Okay, maybe cyberpunk dystopia isn't the first thing you think of when you hear "Voodoo Chile," but for series protagonist Takeshi Kovacs (Joel Kinnaman in season 1 and Anthony Mackie in season 2), the Hendrix was about as close to home as he could get. In the novel, a sophisticated, somewhat clingy AI based on the guitar god ran an eponymous hotel where Kovacs stayed during his investigation. But when it came time to adapt the property for the screen, the show's team found a significant obstacle in their way: the heirs of Jimi Hendrix.
"The Hendrix estate doesn't license his image for anything that they consider to be violent," showrunner Laeta Kalogridis told Variety. "And our show definitely, as does the book, has some violence."
However, the concept seemed too good to discard entirely, and so Altered Carbon fished about for a new historical figure on which to base the hotel, someone who fit the show's milieu and would make for an interesting scene partner for Kovacs. Bonus points if that person had been dead long enough to avoid any fuss. It eventually landed on the author Edgar Allan Poe (Chris Conner) and installed the master of Victorian horror in The Raven hotel, after his most famous poem.

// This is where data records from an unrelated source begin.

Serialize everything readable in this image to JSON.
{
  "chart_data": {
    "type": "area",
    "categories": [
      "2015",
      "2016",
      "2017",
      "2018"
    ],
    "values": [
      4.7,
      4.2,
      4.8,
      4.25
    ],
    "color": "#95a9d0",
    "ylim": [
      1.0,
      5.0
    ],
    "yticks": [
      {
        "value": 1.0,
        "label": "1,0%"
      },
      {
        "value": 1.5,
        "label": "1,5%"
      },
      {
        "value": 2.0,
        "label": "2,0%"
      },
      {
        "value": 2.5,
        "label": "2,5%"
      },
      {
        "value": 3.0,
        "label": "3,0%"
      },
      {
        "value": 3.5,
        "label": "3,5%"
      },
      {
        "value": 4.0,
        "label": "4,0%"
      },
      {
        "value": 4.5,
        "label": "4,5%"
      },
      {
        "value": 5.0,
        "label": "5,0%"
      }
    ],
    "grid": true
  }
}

Why Poe works better than Hendrix for Altered Carbon
Not everyone was thrilled by the change. Morgan told fans in a Facebook Live event that he hated the change, according to The Daily Express. Yet, he admitted that he eventually came around on it, and said that there were ways that Poe and The Raven worked better than Hendrix for his story. More than Hendrix, Poe conjures a certain time period — the early 19th century — and a certain atmosphere, that Gothic foreboding, that draws interesting contrasts with Altered Carbon's gritty future. Not to mention the fact that Poe was a pioneer both of the detective story and of early science fiction, making the man a good match for the genres Altered Carbon explores.

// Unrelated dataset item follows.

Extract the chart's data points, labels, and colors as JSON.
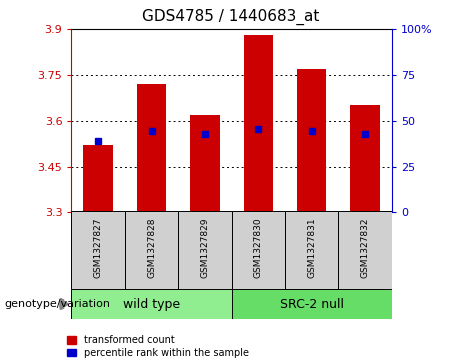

While the show's violence — including the hotel's ceiling-mounted Gatling guns, which survived the transition from The Hendrix to The Raven — may have disqualified the guitar legend from participating, it's not impossible to convince the Hendrix estate to let you use Jimi in your project. If you really want to see Hendrix on screen in some strange new environment, try 2020's Bill and Ted Face the Music, where the virtuoso (DazMann Still) participates in a guitar-versus-harpsichord battle with Wolfgang Amadeus Mozart (Daniel Dorr) before the pair join the family super band in time to save all existence. Let's see Poe try that.